Ainsi, la Banque œuvre actuellement à renforcer les systèmes de santé en Afrique de l’Est, grâce au projet de Centres d’excellence pour l’Afrique de l’Est, grâce auxquels l’on développe des compétences indispensables pour faire face aux maladies non transmissibles.

De telles initiatives font écho au thème 2016 de la Journée mondiale de la Santé : « Stopper la montée : vaincre le diabète ».

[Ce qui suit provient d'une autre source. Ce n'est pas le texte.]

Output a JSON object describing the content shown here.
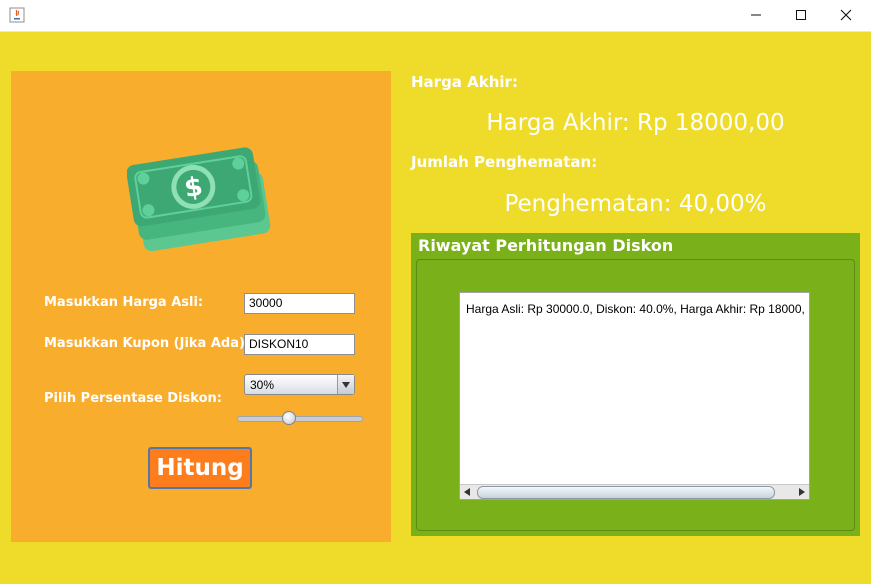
{
  "window": {
    "icons": {
      "app": "java-app-icon",
      "minimize": "minimize-icon",
      "maximize": "maximize-icon",
      "close": "close-icon"
    }
  },
  "form": {
    "price_label": "Masukkan Harga Asli:",
    "price_value": "30000",
    "coupon_label": "Masukkan Kupon (Jika Ada):",
    "coupon_value": "DISKON10",
    "discount_label": "Pilih Persentase Diskon:",
    "discount_selected": "30%",
    "slider_fraction": 0.4,
    "calculate_button": "Hitung",
    "illustration_icon": "money-bills-icon"
  },
  "results": {
    "final_heading": "Harga Akhir:",
    "final_value": "Harga Akhir: Rp 18000,00",
    "savings_heading": "Jumlah Penghematan:",
    "savings_value": "Penghematan: 40,00%"
  },
  "history": {
    "title": "Riwayat Perhitungan Diskon",
    "entries": [
      "Harga Asli: Rp 30000.0, Diskon: 40.0%, Harga Akhir: Rp 18000,"
    ]
  },
  "colors": {
    "background": "#efdc2a",
    "left_panel": "#f9ad2d",
    "button": "#fd7c1c",
    "history_panel": "#7ab11a",
    "money_green": "#3da874"
  }
}
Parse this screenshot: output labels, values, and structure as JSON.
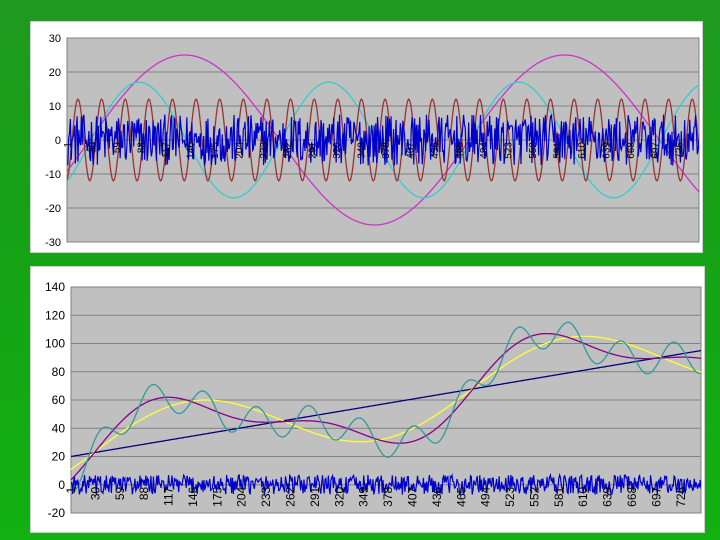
{
  "colors": {
    "plot_bg": "#c0c0c0",
    "grid": "#808080",
    "noise": "#0000cc",
    "magenta": "#cc33cc",
    "cyan": "#33cccc",
    "brown": "#993333",
    "yellow": "#ffff33",
    "teal": "#339999",
    "purple": "#880088",
    "navy": "#000080"
  },
  "chart_data": [
    {
      "type": "line",
      "title": "",
      "xlabel": "",
      "ylabel": "",
      "ylim": [
        -30,
        30
      ],
      "yticks": [
        "30",
        "20",
        "10",
        "0",
        "-10",
        "-20",
        "-30"
      ],
      "yticks_values": [
        30,
        20,
        10,
        0,
        -10,
        -20,
        -30
      ],
      "xlim": [
        1,
        750
      ],
      "x_tick_labels": [
        "1",
        "30",
        "59",
        "88",
        "117",
        "146",
        "175",
        "204",
        "233",
        "262",
        "291",
        "320",
        "349",
        "378",
        "407",
        "436",
        "465",
        "494",
        "523",
        "552",
        "581",
        "610",
        "639",
        "668",
        "697",
        "726"
      ],
      "grid": "horizontal",
      "series": [
        {
          "color_key": "magenta",
          "formula": "sine",
          "amplitude": 25,
          "period": 450,
          "phase_at": 140,
          "offset": 0,
          "description_values": {
            "peak_at_x": 140,
            "trough_at_x": 365,
            "amplitude": 25
          }
        },
        {
          "color_key": "cyan",
          "formula": "sine",
          "amplitude": 17,
          "period": 225,
          "phase_at": 85,
          "offset": 0,
          "description_values": {
            "amplitude": 17
          }
        },
        {
          "color_key": "brown",
          "formula": "sine",
          "amplitude": 12,
          "period": 28,
          "phase_at": 0,
          "offset": 0,
          "description_values": {
            "amplitude": 12
          }
        },
        {
          "color_key": "noise",
          "formula": "noise",
          "amplitude": 6,
          "offset": 0
        }
      ]
    },
    {
      "type": "line",
      "title": "",
      "xlabel": "",
      "ylabel": "",
      "ylim": [
        -20,
        140
      ],
      "yticks": [
        "140",
        "120",
        "100",
        "80",
        "60",
        "40",
        "20",
        "0",
        "-20"
      ],
      "yticks_values": [
        140,
        120,
        100,
        80,
        60,
        40,
        20,
        0,
        -20
      ],
      "xlim": [
        1,
        750
      ],
      "x_tick_labels": [
        "1",
        "30",
        "59",
        "88",
        "117",
        "146",
        "175",
        "204",
        "233",
        "262",
        "291",
        "320",
        "349",
        "378",
        "407",
        "436",
        "465",
        "494",
        "523",
        "552",
        "581",
        "610",
        "639",
        "668",
        "697",
        "726"
      ],
      "grid": "horizontal",
      "series": [
        {
          "color_key": "navy",
          "formula": "linear",
          "start": 20,
          "end": 95
        },
        {
          "color_key": "yellow",
          "formula": "trend+sine",
          "amplitude": 25,
          "period": 450,
          "phase_at": 140
        },
        {
          "color_key": "purple",
          "formula": "trend+sine+sine",
          "amplitudes": [
            25,
            17
          ],
          "periods": [
            450,
            225
          ]
        },
        {
          "color_key": "teal",
          "formula": "trend+sine+sine+sine",
          "amplitudes": [
            25,
            17,
            12
          ],
          "periods": [
            450,
            225,
            62
          ]
        },
        {
          "color_key": "noise",
          "formula": "noise",
          "amplitude": 6,
          "offset": 0
        }
      ]
    }
  ]
}
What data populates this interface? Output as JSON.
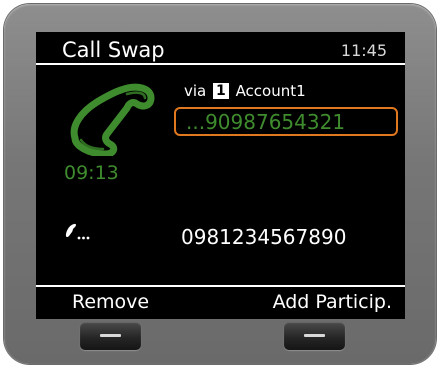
{
  "screen": {
    "title": "Call Swap",
    "clock": "11:45"
  },
  "active_call": {
    "via_label": "via",
    "account_number": "1",
    "account_name": "Account1",
    "number": "...90987654321",
    "duration": "09:13",
    "status_icon": "handset-active-icon",
    "accent_color": "#3f8c2e",
    "focus_color": "#e07820"
  },
  "held_call": {
    "status_icon": "handset-held-icon",
    "number": "0981234567890"
  },
  "softkeys": {
    "left_label": "Remove",
    "right_label": "Add Particip."
  },
  "hardware_buttons": {
    "left_icon": "softkey-bar-icon",
    "right_icon": "softkey-bar-icon"
  }
}
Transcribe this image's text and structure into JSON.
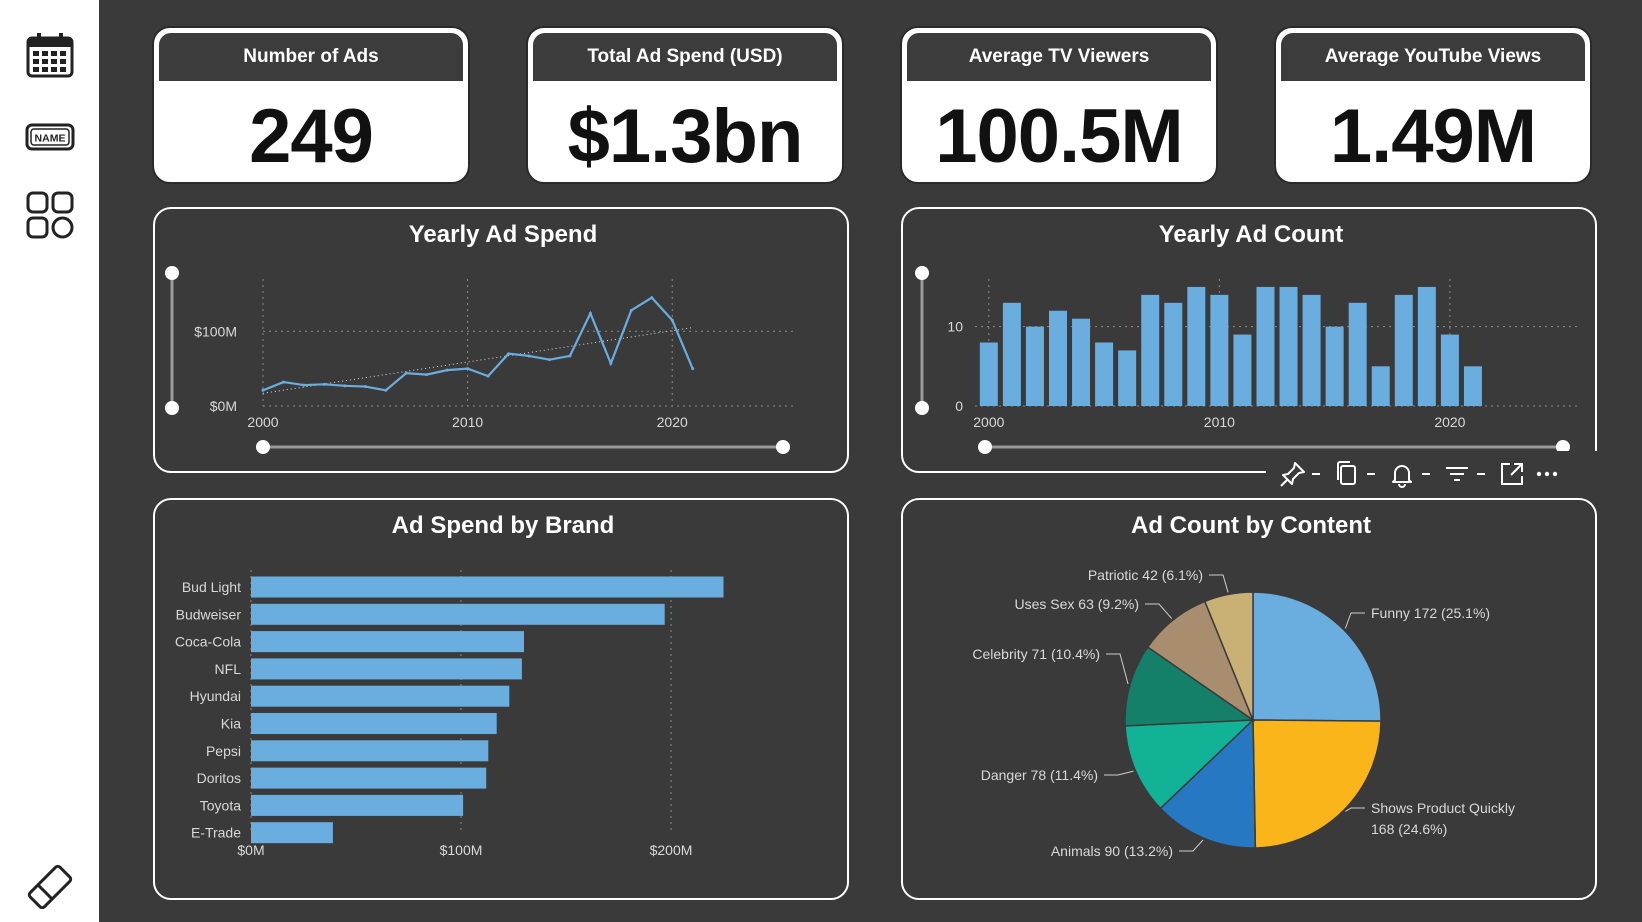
{
  "sidebar": {
    "icons": [
      "calendar-icon",
      "name-badge-icon",
      "grid-icon",
      "eraser-icon"
    ],
    "name_badge_text": "NAME"
  },
  "kpis": [
    {
      "title": "Number of Ads",
      "value": "249"
    },
    {
      "title": "Total Ad Spend (USD)",
      "value": "$1.3bn"
    },
    {
      "title": "Average TV Viewers",
      "value": "100.5M"
    },
    {
      "title": "Average YouTube Views",
      "value": "1.49M"
    }
  ],
  "toolbar": {
    "icons": [
      "pin-icon",
      "copy-icon",
      "bell-icon",
      "filter-icon",
      "expand-icon",
      "more-icon"
    ]
  },
  "chart_data": [
    {
      "type": "line",
      "title": "Yearly Ad Spend",
      "x": [
        2000,
        2001,
        2002,
        2003,
        2004,
        2005,
        2006,
        2007,
        2008,
        2009,
        2010,
        2011,
        2012,
        2013,
        2014,
        2015,
        2016,
        2017,
        2018,
        2019,
        2020,
        2021
      ],
      "values": [
        21,
        32,
        28,
        29,
        27,
        26,
        21,
        44,
        42,
        48,
        50,
        40,
        70,
        67,
        62,
        67,
        124,
        57,
        128,
        145,
        115,
        50
      ],
      "trendline": {
        "from": [
          2000,
          17
        ],
        "to": [
          2021,
          105
        ]
      },
      "ylim": [
        0,
        170
      ],
      "yticks": [
        {
          "value": 0,
          "label": "$0M"
        },
        {
          "value": 100,
          "label": "$100M"
        }
      ],
      "xticks": [
        2000,
        2010,
        2020
      ],
      "xlim": [
        2000,
        2026
      ],
      "grid": true,
      "color": "#6aaee0"
    },
    {
      "type": "bar",
      "title": "Yearly Ad Count",
      "categories": [
        2000,
        2001,
        2002,
        2003,
        2004,
        2005,
        2006,
        2007,
        2008,
        2009,
        2010,
        2011,
        2012,
        2013,
        2014,
        2015,
        2016,
        2017,
        2018,
        2019,
        2020,
        2021
      ],
      "values": [
        8,
        13,
        10,
        12,
        11,
        8,
        7,
        14,
        13,
        15,
        14,
        9,
        15,
        15,
        14,
        10,
        13,
        5,
        14,
        15,
        9,
        5
      ],
      "ylim": [
        0,
        16
      ],
      "yticks": [
        0,
        10
      ],
      "xticks": [
        2000,
        2010,
        2020
      ],
      "xlim": [
        1999.4,
        2025.6
      ],
      "grid": true,
      "color": "#6aaee0"
    },
    {
      "type": "bar",
      "orientation": "horizontal",
      "title": "Ad Spend by Brand",
      "categories": [
        "Bud Light",
        "Budweiser",
        "Coca-Cola",
        "NFL",
        "Hyundai",
        "Kia",
        "Pepsi",
        "Doritos",
        "Toyota",
        "E-Trade"
      ],
      "values": [
        225,
        197,
        130,
        129,
        123,
        117,
        113,
        112,
        101,
        39
      ],
      "xlim": [
        0,
        260
      ],
      "xticks": [
        {
          "value": 0,
          "label": "$0M"
        },
        {
          "value": 100,
          "label": "$100M"
        },
        {
          "value": 200,
          "label": "$200M"
        }
      ],
      "grid": true,
      "color": "#6aaee0"
    },
    {
      "type": "pie",
      "title": "Ad Count by Content",
      "slices": [
        {
          "label": "Funny",
          "value": 172,
          "pct": "25.1%",
          "text": "Funny 172 (25.1%)",
          "color": "#6aaee0"
        },
        {
          "label": "Shows Product Quickly",
          "value": 168,
          "pct": "24.6%",
          "text": "Shows Product Quickly",
          "text2": "168 (24.6%)",
          "color": "#fab51a"
        },
        {
          "label": "Animals",
          "value": 90,
          "pct": "13.2%",
          "text": "Animals 90 (13.2%)",
          "color": "#2678c3"
        },
        {
          "label": "Danger",
          "value": 78,
          "pct": "11.4%",
          "text": "Danger 78 (11.4%)",
          "color": "#12b296"
        },
        {
          "label": "Celebrity",
          "value": 71,
          "pct": "10.4%",
          "text": "Celebrity 71 (10.4%)",
          "color": "#148069"
        },
        {
          "label": "Uses Sex",
          "value": 63,
          "pct": "9.2%",
          "text": "Uses Sex 63 (9.2%)",
          "color": "#a88d6e"
        },
        {
          "label": "Patriotic",
          "value": 42,
          "pct": "6.1%",
          "text": "Patriotic 42 (6.1%)",
          "color": "#c9b074"
        }
      ]
    }
  ]
}
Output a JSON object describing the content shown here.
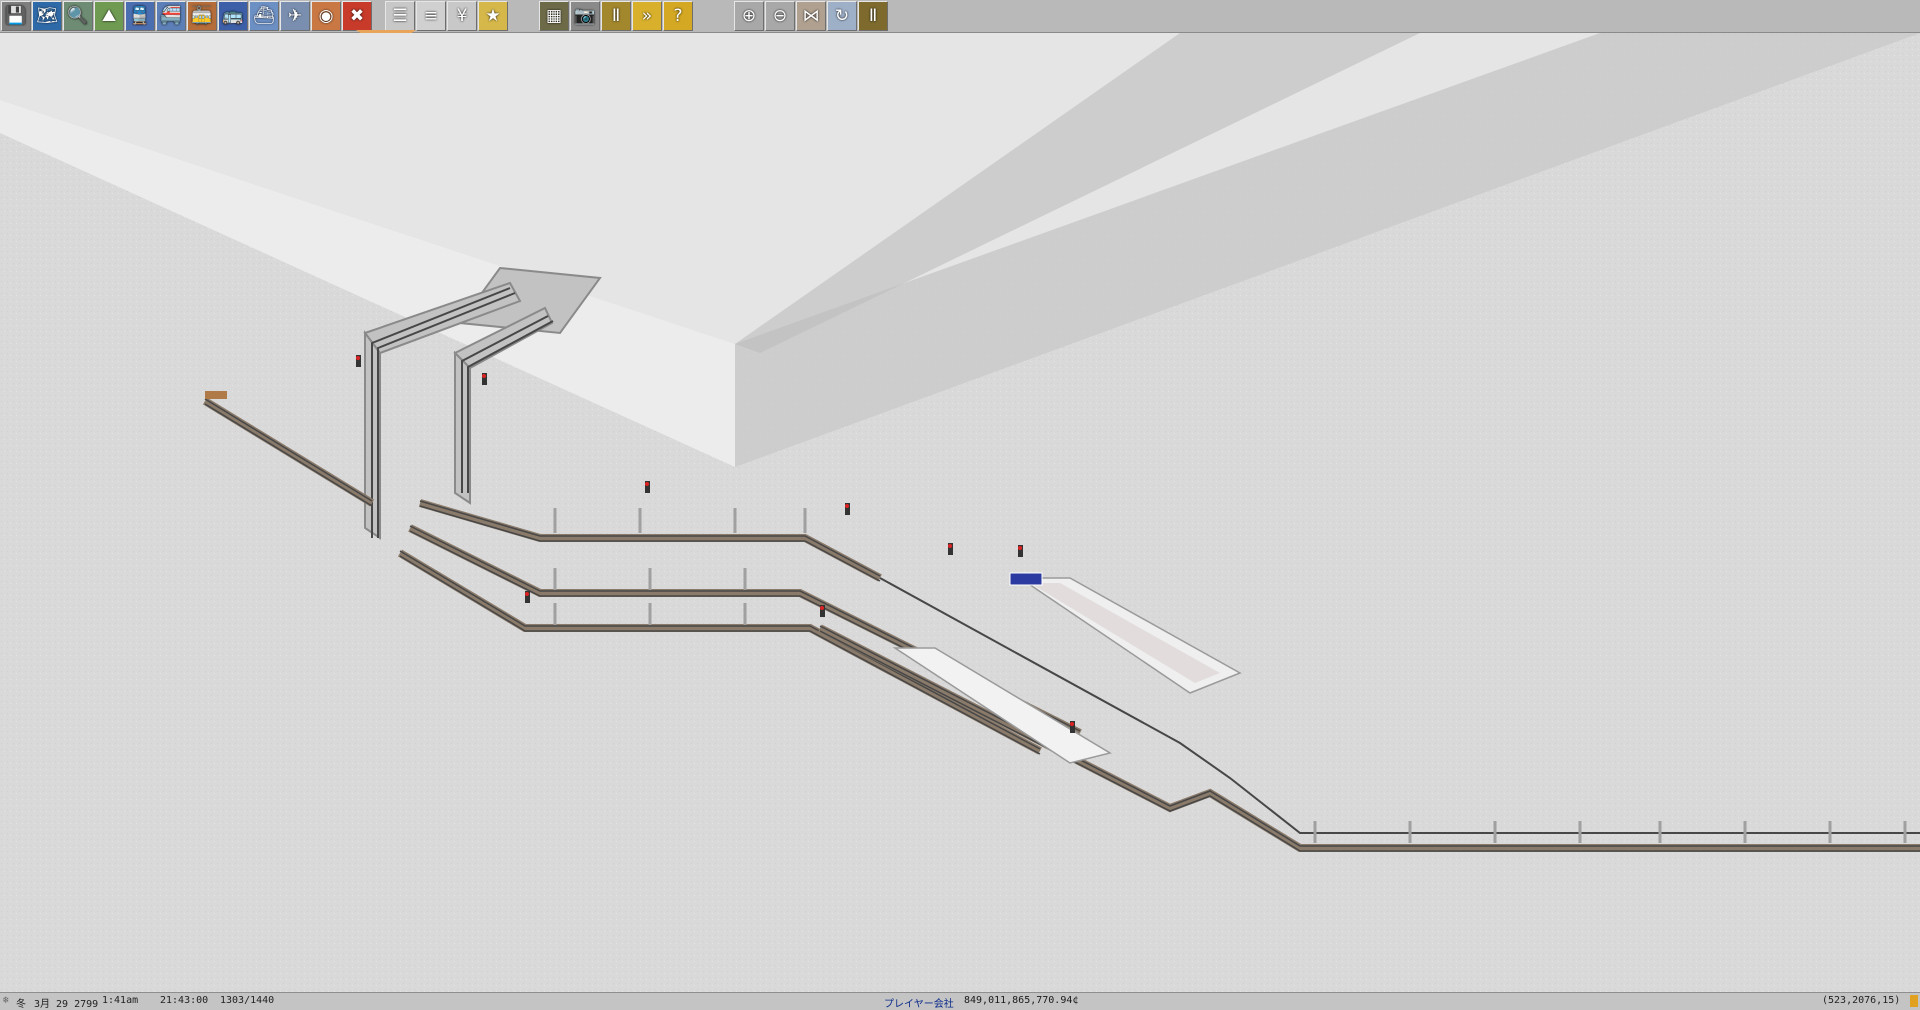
{
  "toolbar": {
    "groups": [
      [
        {
          "name": "save-disk-icon",
          "glyph": "💾",
          "bg": "#7e7e7e"
        },
        {
          "name": "map-icon",
          "glyph": "🗺",
          "bg": "#2f6aa8"
        },
        {
          "name": "magnifier-icon",
          "glyph": "🔍",
          "bg": "#6e8c74"
        },
        {
          "name": "terrain-slope-icon",
          "glyph": "⛰",
          "bg": "#6f9a52"
        },
        {
          "name": "train-tools-icon",
          "glyph": "🚆",
          "bg": "#4b6eb0"
        },
        {
          "name": "monorail-tools-icon",
          "glyph": "🚝",
          "bg": "#5d7fb8"
        },
        {
          "name": "tram-tools-icon",
          "glyph": "🚋",
          "bg": "#b56d3a"
        },
        {
          "name": "road-vehicle-tools-icon",
          "glyph": "🚌",
          "bg": "#3d5fa8"
        },
        {
          "name": "ship-tools-icon",
          "glyph": "⛴",
          "bg": "#6c8fc4"
        },
        {
          "name": "airplane-tools-icon",
          "glyph": "✈",
          "bg": "#7a8fb0"
        },
        {
          "name": "special-construction-icon",
          "glyph": "◉",
          "bg": "#c97844"
        },
        {
          "name": "remove-x-icon",
          "glyph": "✖",
          "bg": "#c83a2a"
        }
      ],
      [
        {
          "name": "line-management-icon",
          "glyph": "☰",
          "bg": "#c8c8c8"
        },
        {
          "name": "convoy-list-icon",
          "glyph": "≡",
          "bg": "#d0d0d0"
        },
        {
          "name": "finance-icon",
          "glyph": "¥",
          "bg": "#c8c8c8"
        },
        {
          "name": "player-list-icon",
          "glyph": "★",
          "bg": "#d6b84a"
        }
      ],
      [
        {
          "name": "scenery-icon",
          "glyph": "▦",
          "bg": "#6d6a48"
        },
        {
          "name": "screenshot-camera-icon",
          "glyph": "📷",
          "bg": "#8a8a8a"
        },
        {
          "name": "pause-icon",
          "glyph": "Ⅱ",
          "bg": "#a3872c"
        },
        {
          "name": "fast-forward-icon",
          "glyph": "»",
          "bg": "#d8b02c"
        },
        {
          "name": "help-icon",
          "glyph": "?",
          "bg": "#d4a822"
        }
      ],
      [
        {
          "name": "zoom-in-icon",
          "glyph": "⊕",
          "bg": "#a8a8a8"
        },
        {
          "name": "zoom-out-icon",
          "glyph": "⊖",
          "bg": "#a8a8a8"
        },
        {
          "name": "grid-toggle-icon",
          "glyph": "⋈",
          "bg": "#b0a090"
        },
        {
          "name": "rotate-view-icon",
          "glyph": "↻",
          "bg": "#9eb0c8"
        },
        {
          "name": "pause-toggle-icon",
          "glyph": "Ⅱ",
          "bg": "#7d6a2c"
        }
      ]
    ]
  },
  "status": {
    "weather_glyph": "❄",
    "season": "冬",
    "date": "3月 29 2799",
    "clock": "1:41am",
    "ticks": "21:43:00",
    "fps": "1303/1440",
    "company": "プレイヤー会社",
    "money": "849,011,865,770.94¢",
    "coords": "(523,2076,15)"
  },
  "colors": {
    "ground": "#dadada",
    "raised_top": "#e6e6e6",
    "raised_side": "#bdbdbd",
    "slope": "#c9c9c9",
    "rail": "#474747",
    "ballast": "#8a7a6a",
    "station_label": "#2a3aa0"
  }
}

Cependant, la prévention des maladies non transmissibles est capitale. « La prévention et le contrôle des maladies chroniques non transmissibles donnent la possibilité de favoriser un développement sain pour les populations africaines et d’améliorer leur qualité de vie. C’est une opportunité que doivent saisir les donateurs, gouvernements et autres partenaires, car autrement, les progrès actuels sur les ODD, approuvés au niveau international, seront compromis et les pays concernés front face à des coûts élevés pour leurs économies et systèmes de santé », prévient Caroline Jehu-Appiah, économiste de la santé principale à la BAD.

Le fardeau du diabète et la baisse de l’espérance de vie qu’il entraîne en Afrique subsaharienne pénalisent déjà la croissance économique de la région. L’Afrique subsaharienne aurait consacré plus de 1,4 milliard de dollars EU à fournir des soins de santé pour le diabète en 2010, selon les estimations – ce qui toutefois ne représente que 0,4 % des dépenses mondiales allouées au traitement de cette maladie.

Les statistiques indiquent qu’au cours des 20 prochaines années, la hausse du nombre de diabétiques en Afrique subsaharienne sera plus forte que partout ailleurs dans le monde, affectant 23,9 millions de personnes en 2030. L’impact économique et le nombre de décès du diabète surpasseront, dans un avenir proche, les  ravages causés par le VIH et le sida, d’après les projections.

La directrice générale de l’Organisation mondiale de la santé (OMS), Margaret Chang, , a souligné la nécessité de traiter les facteurs de risque, les plus importants d’entre eux étant l’obésité et le surpoids. « La maladie peut être traitée et contrôlée en changeant de style  de vie et en prenant des médicaments essentiels », a-t-elle fait remarquer, ajoutant que le diagnostic précoce de la maladie, les changements de régime alimentaire et l’exercice physique pourraient largement permettre d’enrayer la maladie.